LES MONSTRES
Publié le 27 Septembre 2018
L’aube. Le soleil se lève et éclaire les épaves. Les ombres dérivent comme des fantômes sur une mer de rouille.
Les carcasses souillées sont alignées, pantelantes, désossées, dénudées. Des taches sombres de graisse séchée maculent le sol. Des tôles coupantes comme des rasoirs s’échappent de ruines.
Un cimetière de ferraille gît ici. Locomotives tenders, wagons, citernes n’en finissent pas de dépérir. Les rails rouillés ont été arrachés au-delà des roues. Un dernier arrêt pour ces monstres d’acier réduits à l’état de carcasses éventrées en métal boursouflé.
A perte de vue, ce qui devait être un lieu de stockage provisoire est devenu une immense déchetterie. Métal perforé, tôles brûlantes au soleil, squelettes dégoulinants de rouille les jours de pluie, grincements de portillons sur leurs charnières corrodées les jours de vent.

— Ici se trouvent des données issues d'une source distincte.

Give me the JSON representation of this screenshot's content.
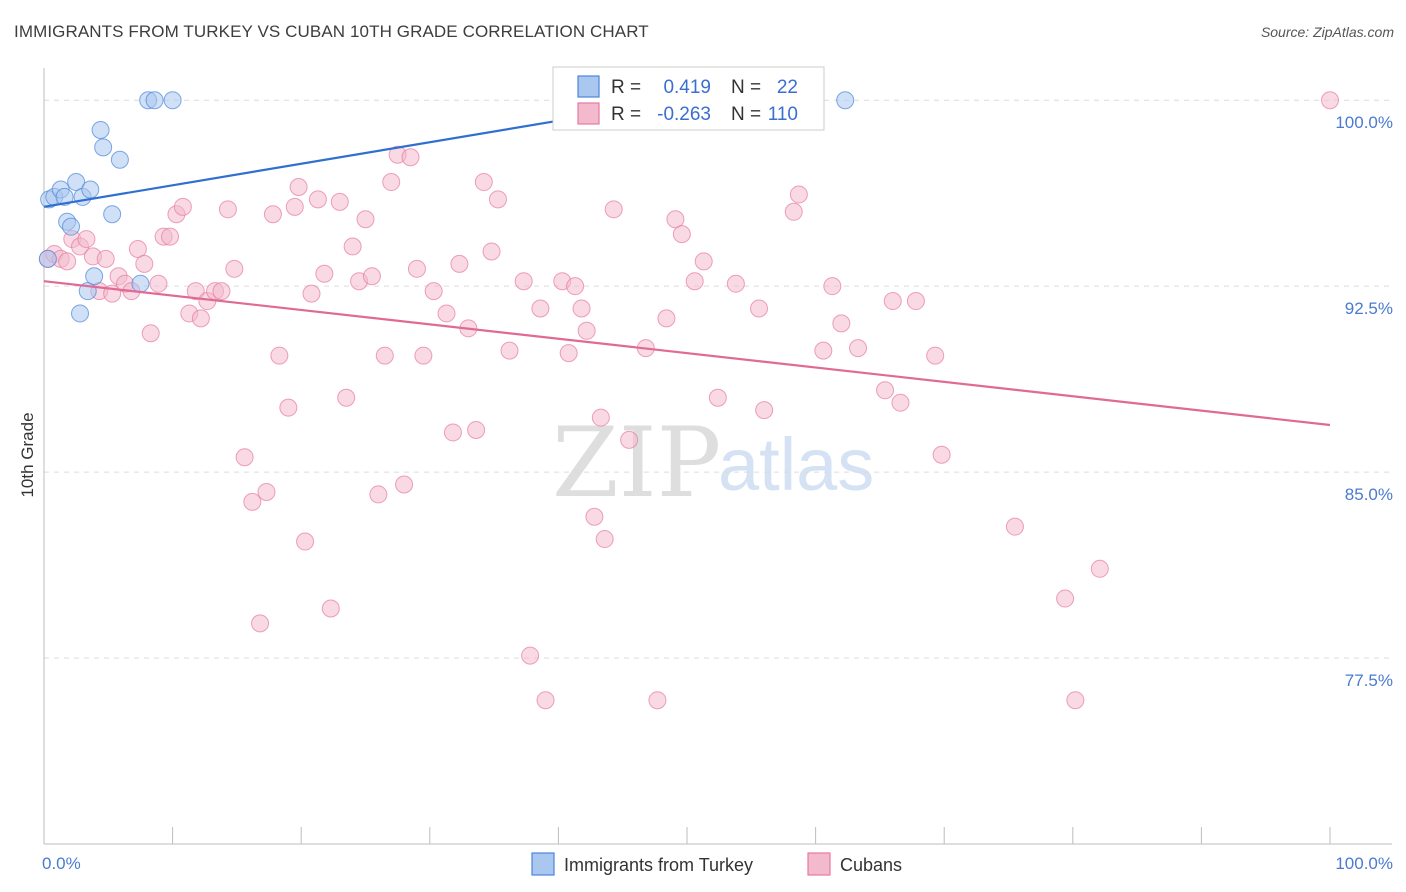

Quelques arbustes bas, une herbe jaunâtre.
-Pschitt !
Le lézard craintif tourne la tête vers ce bruit insolite.
Une soupape qui crache son trop plein d’énergie ?
Non ! Juste une boîte de soda que l’on vient d’ouvrir, que l’on avale en vitesse et que l’on jette parmi ces monceaux de ferraille.
Il ne se gêne pas celui-là ! Il aimerait bien l’interpeller cet intrus :
-Hé toi ! Ramasse ta boîte, ce n’est pas une poubelle ici !
L’autre, de toute façon s’en serait moqué. S’empare d’une pièce métallique arrachée à la chaudière d’une loco, tourne le dos et quitte la décharge.
Lui, rêve. Cette loco c’est un monstre d’acier dont il n’a plus peur.
Bien campé sur ses essieux, la Pacific 241, une 2/4/1 comme on disait dans le métier, en faisant référence à ses essieux, des roues de 2 mètres de diamètre, une longueur de 20 mètres, une puissance inégalée, il la connaît bien.
Maintenant il n’en a plus peur. Il peut grimper jusqu’à son sifflet, visiter ses moindres recoins, dormir avec elle. Ça n’a pas toujours été le cas.
Elle, le regarde de ses yeux bigleux, un phare cassé, l’autre incliné sur un côté.
Je me souviens de notre première rencontre, il y a si longtemps.
Toujours en chasse, à renifler le long des voies. Assoupi sur le rail torride, entouré par le silence. Seules les cigales …
Et puis, une petite vibration. Le rail tremblait de plus en plus fort. Mais toujours le silence et rien en vue. Ensuite tout est allé très vite.
J’ai soulevé la tête et j’ai aperçu la locomotive au loin.
De face, elle n’avait pas l’air d’avancer mais la terre tremblait fort.
J’ai sauté en bas du ballast.
Le temps de quelques secondes, le bruit, la fumée, la fureur, la chaleur, la tempête et la masse énorme de la Pacific 241 est passée à 120 Km/h.
Quelques secondes puis … A nouveau les cigales … et moi avec mon cœur qui explosait dans ma poitrine.
Quelle trouille !
Et maintenant, ce tas de déchets que personne ne veut plus voir est là, face à moi, silencieux, immobile, inoffensif.
Le lézard remonte le long de la carcasse. Il vient ici tous les jours. C’est son domaine. Les bestioles ne manquent pas. La rouille ne le gêne pas.
Le soleil se couche. La montagne au loin flamboie du pied au sommet, comme illuminée de l’intérieur, tandis que la vallée se teinte de violet, puis les couleurs s’effacent. La montagne s’éteint.
Le ciel bleu devient rose. La voûte noire s’impose comme chaque nuit avant que les étoiles ne viennent s’installer et éclairer le cimetière des monstres d’autrefois.
Le lézard ne dort pas… Il guette les araignées.